Public opinion on the North American Free Trade Agreement, the current focus of disputes between the U.S. and its trading partners, is more complex. During the past decade overall support for Nafta has soared from 42% to 63%. The surge has been especially strong among Democrats, whose support increased from 41% to 79%, while support among independents rose from 40% to 62%. For Republicans, however, the story has been different: 43% in 2008, 43% today. As the rest of the country has abandoned its reservations about open trade with Mexico and Canada, Republicans have retained theirs.
Here too, the most recent trends are unmistakable-and startling.

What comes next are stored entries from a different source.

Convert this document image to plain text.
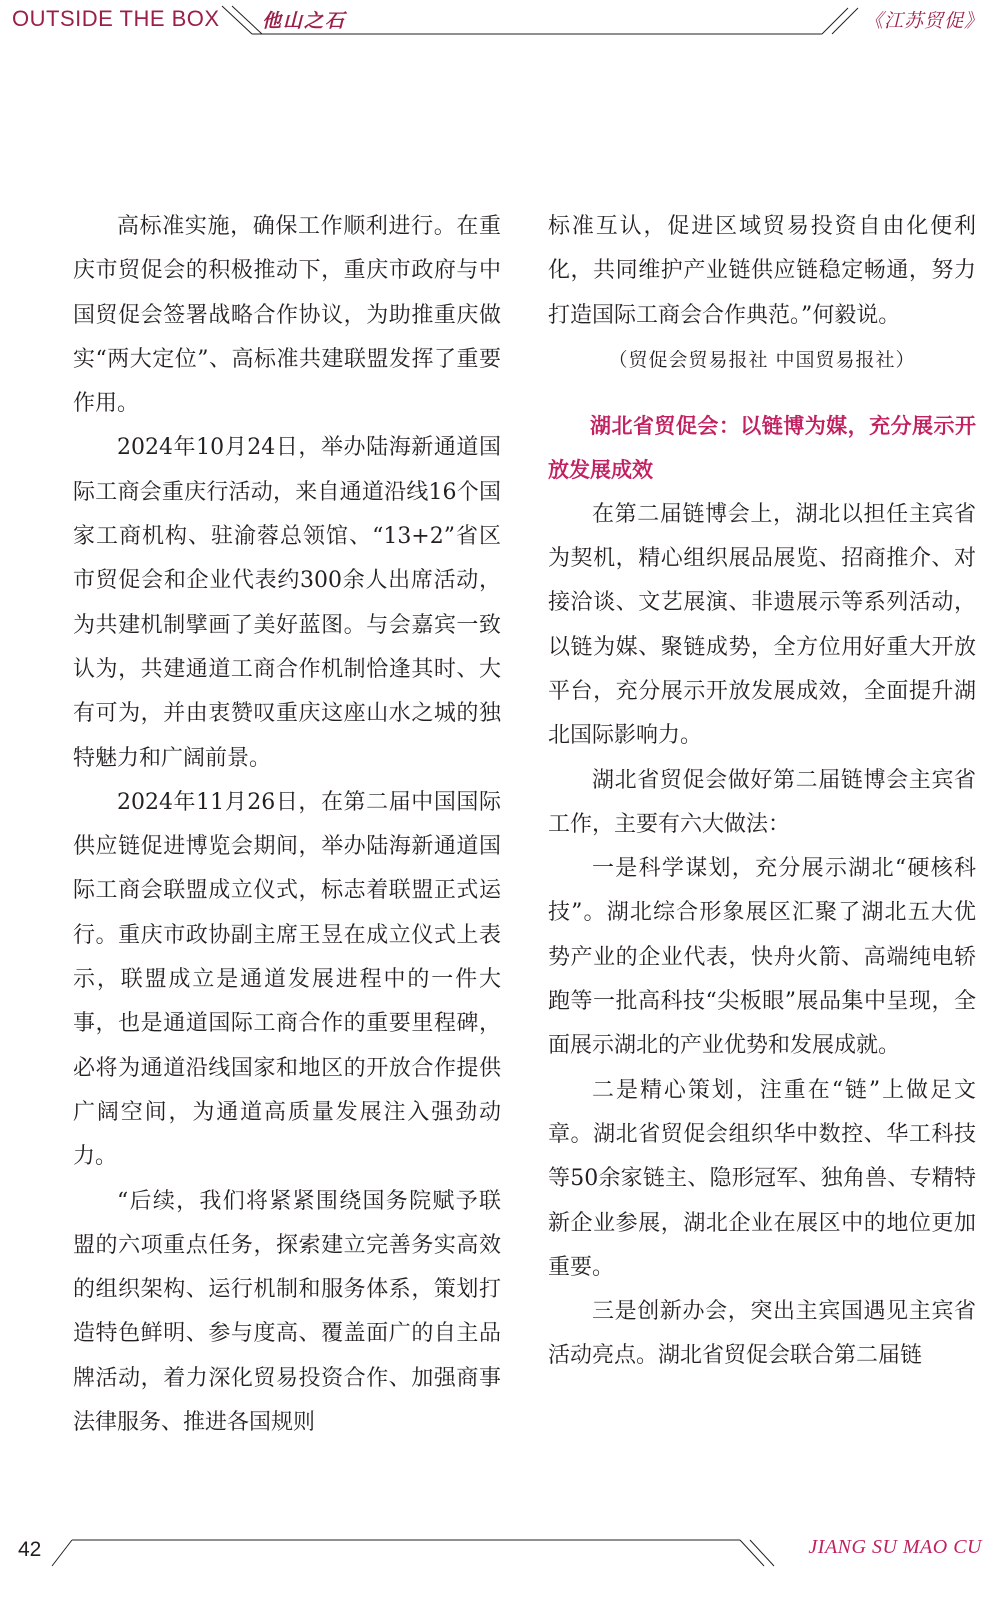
OUTSIDE THE BOX 他山之石	《江苏贸促》

高标准实施，确保工作顺利进行。在重庆市贸促会的积极推动下，重庆市政府与中国贸促会签署战略合作协议，为助推重庆做实“两大定位”、高标准共建联盟发挥了重要作用。

2024年10月24日，举办陆海新通道国际工商会重庆行活动，来自通道沿线16个国家工商机构、驻渝蓉总领馆、“13+2”省区市贸促会和企业代表约300余人出席活动，为共建机制擘画了美好蓝图。与会嘉宾一致认为，共建通道工商合作机制恰逢其时、大有可为，并由衷赞叹重庆这座山水之城的独特魅力和广阔前景。

2024年11月26日，在第二届中国国际供应链促进博览会期间，举办陆海新通道国际工商会联盟成立仪式，标志着联盟正式运行。重庆市政协副主席王昱在成立仪式上表示，联盟成立是通道发展进程中的一件大事，也是通道国际工商合作的重要里程碑，必将为通道沿线国家和地区的开放合作提供广阔空间，为通道高质量发展注入强劲动力。

“后续，我们将紧紧围绕国务院赋予联盟的六项重点任务，探索建立完善务实高效的组织架构、运行机制和服务体系，策划打造特色鲜明、参与度高、覆盖面广的自主品牌活动，着力深化贸易投资合作、加强商事法律服务、推进各国规则

标准互认，促进区域贸易投资自由化便利化，共同维护产业链供应链稳定畅通，努力打造国际工商会合作典范。”何毅说。

（贸促会贸易报社 中国贸易报社）

湖北省贸促会：以链博为媒，充分展示开放发展成效

在第二届链博会上，湖北以担任主宾省为契机，精心组织展品展览、招商推介、对接洽谈、文艺展演、非遗展示等系列活动，以链为媒、聚链成势，全方位用好重大开放平台，充分展示开放发展成效，全面提升湖北国际影响力。

湖北省贸促会做好第二届链博会主宾省工作，主要有六大做法：

一是科学谋划，充分展示湖北“硬核科技”。湖北综合形象展区汇聚了湖北五大优势产业的企业代表，快舟火箭、高端纯电轿跑等一批高科技“尖板眼”展品集中呈现，全面展示湖北的产业优势和发展成就。

二是精心策划，注重在“链”上做足文章。湖北省贸促会组织华中数控、华工科技等50余家链主、隐形冠军、独角兽、专精特新企业参展，湖北企业在展区中的地位更加重要。

三是创新办会，突出主宾国遇见主宾省活动亮点。湖北省贸促会联合第二届链

42	JIANG SU MAO CU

In just the past year, as Mr. Trump has ramped up his attack, overall public support for Nafta has risen by a broadly based 10 points-8 points among Democrats, 9 for Republicans, 11 for independents.

Mr. Trump should think again, moreover, about focusing his ire on Canada. According to the Pew Research Center, 67% of Americans harbor warm feelings toward Canada, including 59% of his own party. After he spent more than three years whipping up antipathy to Mexico, his supporters may be experiencing whiplash when they are told that the real bad actor is America’s neighbor to the north.

Actually, China is the problem. But as the Trump administration prepares to expand tariffs on Chinese imports, it is in danger again of outrunning its political supply lines. Seventy-one percent of Americans, including 56% of Republicans, are concerned that a trade war with China will hurt their local economy. Though the public cares far more about job creation than more choices and lower costs, 80% of Americans believe expanding exports is best for jobs, compared with only 17% who think that restricting imports is the way to go.

Republicans are split on trade. Although Mr. Trump’s working-class base supports his tough approach, the rest of the party doesn’t. After the November election, Republican officeholders will face a decision: Stand up to Mr. Trump or concede and allow themselves to be branded the antitrade party. Pro-trade Republicans should join forces with Democrats, who have come to doubt the wisdom of conceding so much discretion on trade to a president of either party.

The president will face intensifying pressure to show that his threat-based negotiating style can produce more than an escalation of protectionism on all sides. Climbing down from his ill-advised decision to abandon the TPP would relieve some of this pressure, and he could argue that joining forces with 11 countries on both sides of the Pacific would strengthen his hand in dealing with China.

Democrats now represent a strongly pro-trade coalition. Their challenge is to nominate a presidential candidate who can speak for the national majority on this issue while offering bold new policies to help trade’s losers. Public policy must help the victims of offshored jobs and depressed wages rebuild their working lives and enjoy a dignified retirement. While Mr. Trump speaks for the past, Democrats should focus on the future.

This orientation doesn’t preclude-indeed, it must include-firm opposition to China’s policies on forced technology transfer. Democrats should emphasize the incompatibility between state-subsidized Chinese enterprises and the assumptions built into the World Trade Organization, and they should form the widest possible coalition with U.S. allies in Europe, Asia and the Americas to challenge China’s abuses. Going it alone on trade won’t work.